As mentioned, the XPO has an astonishing 11 possible outputs. These consist of a top row of singular sine, triangle, saw, spike and sub‑octave outputs, alongside stereo pairs of PWM square‑wave outputs, sine‑triangle variable ‘Vari‑Timbre’ outputs and sine‑based wavefolder outputs. Of these, we might chalk the triangle, saw and square‑wave outputs up as East Coast circuits and the spike, sub, Vari‑Timbre and wavefolder outputs as West Coast (perhaps even along with the FM‑friendly sine wave). More specifically, the spike wave nods to the Buchla Music Easel synth, while the Vari‑Timbre and wavefolder pay homage to the Buchla 158 and 258, and the 259, respectively. Remember all that about love letters? This is what I mean, and isn’t it fantastic?

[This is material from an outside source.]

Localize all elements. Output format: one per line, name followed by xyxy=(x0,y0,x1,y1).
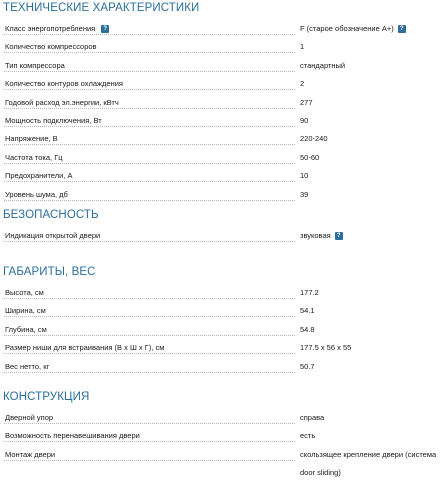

In any case, immediately upon powering up my XPO I was able to populate an entire mixer with glorious, wide washes of oscillations, processing and filtering any combination of them through various other modules to create a truly humongous, multifaceted drone without so much as patching anything into the module at all. While the XPO’s mono outputs can take any comparable Eurorack oscillator to task, here they are rendered relatively utility, since the XPO’s focus is undoubtedly on its three sets of stereo outputs. Two Modulate knobs shape the output of the left and right sides independently of one another, eliciting a different response from each stereo set: they modulate the PWM square‑wave outputs’ pulse width (in case that wasn’t clear already), they graduate the Vari‑Timbre outputs from sine to saw, and on the wavefolder they, well, fold the wave. For the latter two sets there’s an additional control, Center, which ostensibly sets the core wave shape that ‘feeds’ each of these two circuits when their respective Modulate controls are turned up sufficiently.

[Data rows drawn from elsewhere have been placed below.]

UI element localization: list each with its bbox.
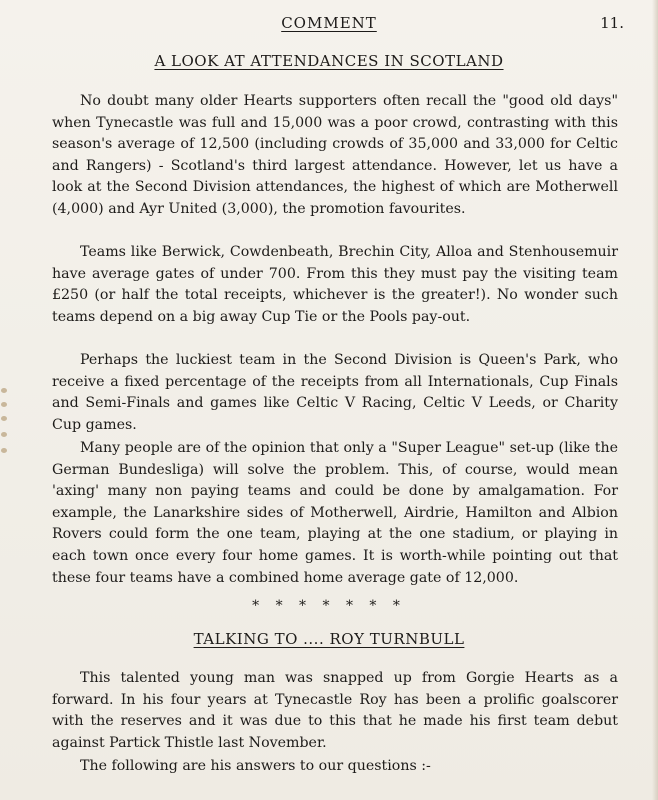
article-paragraph: No doubt many older Hearts supporters often recall the "good old days" when Tynecastle was full and 15,000 was a poor crowd, contrasting with this season's average of 12,500 (including crowds of 35,000 and 33,000 for Celtic and Rangers) - Scotland's third largest attendance. However, let us have a look at the Second Division attendances, the highest of which are Motherwell (4,000) and Ayr United (3,000), the promotion favourites. (52, 93, 618, 217)
article-title-interview-text: TALKING TO .... ROY TURNBULL (193, 630, 465, 648)
section-separator: * * * * * * * (252, 598, 406, 614)
binding-staple-marks (0, 388, 10, 458)
page-edge-shadow (652, 0, 658, 800)
article-title-interview (0, 630, 658, 648)
page-number: 11. (600, 14, 624, 32)
article-title-attendances (0, 52, 658, 70)
article-paragraph: Many people are of the opinion that only a "Super League" set-up (like the German Bundesliga) will solve the problem. This, of course, would mean 'axing' many non paying teams and could be done by amalgamation. For example, the Lanarkshire sides of Motherwell, Airdrie, Hamilton and Albion Rovers could form the one team, playing at the one stadium, or playing in each town once every four home games. It is worth-while pointing out that these four teams have a combined home average gate of 12,000. (52, 440, 618, 586)
article-paragraph: Perhaps the luckiest team in the Second Division is Queen's Park, who receive a fixed percentage of the receipts from all Internationals, Cup Finals and Semi-Finals and games like Celtic V Racing, Celtic V Leeds, or Charity Cup games. (52, 352, 618, 433)
section-header-label: COMMENT (281, 14, 377, 32)
section-header (0, 14, 658, 32)
article-title-attendances-text: A LOOK AT ATTENDANCES IN SCOTLAND (154, 52, 504, 70)
article-paragraph: Teams like Berwick, Cowdenbeath, Brechin City, Alloa and Stenhousemuir have average gates of under 700. From this they must pay the visiting team £250 (or half the total receipts, whichever is the greater!). No wonder such teams depend on a big away Cup Tie or the Pools pay-out. (52, 244, 618, 325)
interview-paragraph: The following are his answers to our questions :- (80, 758, 431, 774)
interview-paragraph: This talented young man was snapped up from Gorgie Hearts as a forward. In his four years at Tynecastle Roy has been a prolific goalscorer with the reserves and it was due to this that he made his first team debut against Partick Thistle last November. (52, 670, 618, 751)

It doesn’t stop there with the XPO’s modulation potential. Two FM inputs — one linear and one exponential — offer more sound sculpting and self‑patching potential. This also helps to explain why there are so many different outputs on the XPO: it’s a veritable powerhouse of harmonics in almost every way you can think of. The linear FM is normalled to the XPO’s sub‑octave oscillator, which is a nice touch. This means that even when unpatched, the linear FM attenuator can achieve anything from subtle growl and quasi‑distortion to tonally unhinged chaos. There is also a rather unique‑sounding oscillator sync input that doesn’t quite adhere to the laws of soft or hard sync; instead it creates more of a ‘rippling’ effect (to use the apt term put forth in the XPO’s manual) that once again endows the XPO’s sonic signature with fascinating, at times guttural timbres.
Two volt‑per‑octave inputs complete the XPO panel, but don’t be fooled into thinking this indicates duophony. These might look like they promise to control each side independently, something not helped by their placement on the panel, but in reality are identical if used individually and become summed when used together. This isn’t so much a criticism of functionality as it is just a bit of a red herring, since duophony would in many ways undermine the whole point of the XPO: which is to explode its waveforms into as many harmonic splinters as possible while retaining the integrity of that big, brash, gloriously bold singularity that is a monophonic analogue voltage‑controlled oscillator.
It may feel like spatial audio is the talk of the town in 2023, but stereo’s horizon is still expanding and the XPO ably demonstrates that. It’s wide and lush, replete with complexity and texture, and a worthy addition to the Make Noise family. Marvellous.